Enfin, la Cour a rejeté l’argument de la compagnie selon lequel des facteurs contextuels appuyaient l’intention du législateur d’établir une norme de la décision correcte. La Cour a conclu que l’analyse contextuelle n’était pas nécessaire en raison de l’existence d’une jurisprudence solide à l’appui d’une norme de la décision raisonnable. La Cour a mis en garde contre l’exercice d’une analyse contextuelle pour déterminer la norme de contrôle, car cela peut générer de l’incertitude et de nombreux litiges à ce sujet.

Par conséquent, lorsqu’un tribunal examine une question découlant de la modification apportée par la Commission (y compris une augmentation) à une évaluation, comme dans l’affaire Capilano, la norme de contrôle est celle de la décision raisonnable.

Compétence de la Commission en matière d’augmentation

En se fondant sur la norme de contrôle, la Cour a déterminé qu’il était raisonnable pour la Commission d’augmenter l’évaluation foncière.

Premièrement, la Cour a rejeté l’argument de la société selon lequel la décision du conseil d’administration d’augmenter l’évaluation était déraisonnable parce que le conseil d’administration n’avait pas donné de motifs. La décision de la Cour était fondée sur le fait que la Société n’avait pas contesté l’augmentation au cours des procédures du conseil d’administration, ce qui rendait l’absence de motifs sans surprise. La Cour a plutôt évalué le caractère raisonnable de la décision en se fondant sur les motifs que la Commission aurait pu donner.

La Cour a conclu que la Commission avait le pouvoir d’augmenter une cotisation fondée sur le sens ordinaire du paragraphe 467(1) de la LGD :

467(1) La commission de révision de l’évaluation foncière peut [...] apporter une modification à un rôle d’évaluation ou à un rôle d’imposition ou décider qu’aucun changement n’est nécessaire.

La Cour a conclu que le « changement » était suffisamment large pour inclure une augmentation.

La Cour a également rejeté l’argument de la compagnie selon lequel, puisque le paragraphe 460(3) de la LGG ne permet pas à une municipalité de déposer une plainte auprès de la Commission, le législateur voulait que les municipalités n’aient pas le pouvoir d’augmenter une évaluation. La Cour a conclu que cela n’était pas appuyé par le régime de la MGA, fondé en particulier sur la capacité d’une municipalité de corriger les erreurs énoncées aux paragraphes 305(1) et (5). Compte tenu du régime législatif dans son ensemble, la Cour a déterminé qu’il était raisonnable pour la Commission d’augmenter une évaluation foncière au cours d’une procédure de plainte.

Les juges dissidents dans cette division de 5-4 n’étaient pas d’accord avec la majorité sur les deux points, dans une décision longue et bien motivée. Selon la norme de contrôle, ils ont conclu que, pris ensemble, le régime législatif et le manque d’expertise relative de la Commission dans l’interprétation de la loi ont mené à la conclusion que le législateur voulait que les décisions de la Commission sur des questions de droit ou de compétence portées en appel devant la Cour du Banc de la Reine soient examinées selon la norme de la décision correcte. Ils ont conclu que même s’il y avait une présomption de déférence dans les circonstances, la présomption était réfutée par des signaux clairs d’intention du législateur. Sur le fond, selon la norme de contrôle de la décision correcte, la dissidence aurait renversé l’augmentation de l’évaluation foncière parce qu’elle dépassait la portée de la plainte que la Commission se prostiait.
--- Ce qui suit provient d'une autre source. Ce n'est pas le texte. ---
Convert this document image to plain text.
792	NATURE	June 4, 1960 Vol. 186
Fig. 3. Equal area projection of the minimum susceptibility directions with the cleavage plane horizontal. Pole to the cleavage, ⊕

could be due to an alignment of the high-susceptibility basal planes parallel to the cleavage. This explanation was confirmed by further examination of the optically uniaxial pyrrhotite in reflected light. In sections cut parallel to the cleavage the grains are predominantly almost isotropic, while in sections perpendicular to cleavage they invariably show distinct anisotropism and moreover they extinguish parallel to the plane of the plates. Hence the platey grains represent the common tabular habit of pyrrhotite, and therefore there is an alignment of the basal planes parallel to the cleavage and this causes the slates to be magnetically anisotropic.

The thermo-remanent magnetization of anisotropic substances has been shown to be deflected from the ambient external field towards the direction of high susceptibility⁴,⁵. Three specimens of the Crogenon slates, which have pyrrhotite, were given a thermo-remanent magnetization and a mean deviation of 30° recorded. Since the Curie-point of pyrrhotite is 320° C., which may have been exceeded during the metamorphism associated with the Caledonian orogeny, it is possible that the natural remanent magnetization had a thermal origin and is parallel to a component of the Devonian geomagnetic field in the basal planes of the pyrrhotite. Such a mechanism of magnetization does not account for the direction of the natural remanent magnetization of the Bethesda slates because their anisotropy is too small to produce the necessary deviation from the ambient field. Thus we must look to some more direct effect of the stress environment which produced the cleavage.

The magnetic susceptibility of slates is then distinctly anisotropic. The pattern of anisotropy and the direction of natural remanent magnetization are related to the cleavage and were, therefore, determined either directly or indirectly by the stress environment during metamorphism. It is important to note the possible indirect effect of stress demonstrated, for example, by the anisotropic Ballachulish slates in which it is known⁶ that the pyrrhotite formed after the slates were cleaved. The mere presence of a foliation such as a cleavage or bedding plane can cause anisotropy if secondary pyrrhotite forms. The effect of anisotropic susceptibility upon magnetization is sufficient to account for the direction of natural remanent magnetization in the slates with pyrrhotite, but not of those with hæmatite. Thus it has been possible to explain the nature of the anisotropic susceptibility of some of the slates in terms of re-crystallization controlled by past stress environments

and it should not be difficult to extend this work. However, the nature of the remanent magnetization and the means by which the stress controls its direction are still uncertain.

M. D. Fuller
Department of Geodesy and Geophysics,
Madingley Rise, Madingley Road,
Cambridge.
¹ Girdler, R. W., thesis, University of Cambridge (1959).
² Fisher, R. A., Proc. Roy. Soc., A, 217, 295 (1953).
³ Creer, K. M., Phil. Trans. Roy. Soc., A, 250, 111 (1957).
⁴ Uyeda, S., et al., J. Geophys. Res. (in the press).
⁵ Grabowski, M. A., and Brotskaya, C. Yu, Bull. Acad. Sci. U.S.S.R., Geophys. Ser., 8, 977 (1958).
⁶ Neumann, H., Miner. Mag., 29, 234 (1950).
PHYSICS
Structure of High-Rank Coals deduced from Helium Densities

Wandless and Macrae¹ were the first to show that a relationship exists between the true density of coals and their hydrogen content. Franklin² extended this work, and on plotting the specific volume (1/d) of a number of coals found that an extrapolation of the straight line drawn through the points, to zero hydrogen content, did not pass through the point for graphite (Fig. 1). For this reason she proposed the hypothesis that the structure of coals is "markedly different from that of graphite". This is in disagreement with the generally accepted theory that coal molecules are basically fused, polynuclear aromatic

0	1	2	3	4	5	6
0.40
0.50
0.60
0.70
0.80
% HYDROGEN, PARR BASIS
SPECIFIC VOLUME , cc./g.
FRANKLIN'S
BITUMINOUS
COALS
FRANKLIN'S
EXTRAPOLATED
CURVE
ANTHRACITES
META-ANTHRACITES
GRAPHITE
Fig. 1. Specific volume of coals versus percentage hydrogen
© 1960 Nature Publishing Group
La décision d’établir la norme de contrôle comme étant le caractère raisonnable en l’espèce est la plus récente d’une longue série de décisions portant sur l’application des principes de déférence à l’interprétation par un tribunal administratif de sa loi constitutive. La décision de la Cour témoigne du respect de la décision du législateur de déléguer certaines tâches décisionnelles aux conseils d’administration et de l’idée qu’une présomption de déférence servira à favoriser l’accès à la justice, à réduire les coûts et à accroître l’efficacité.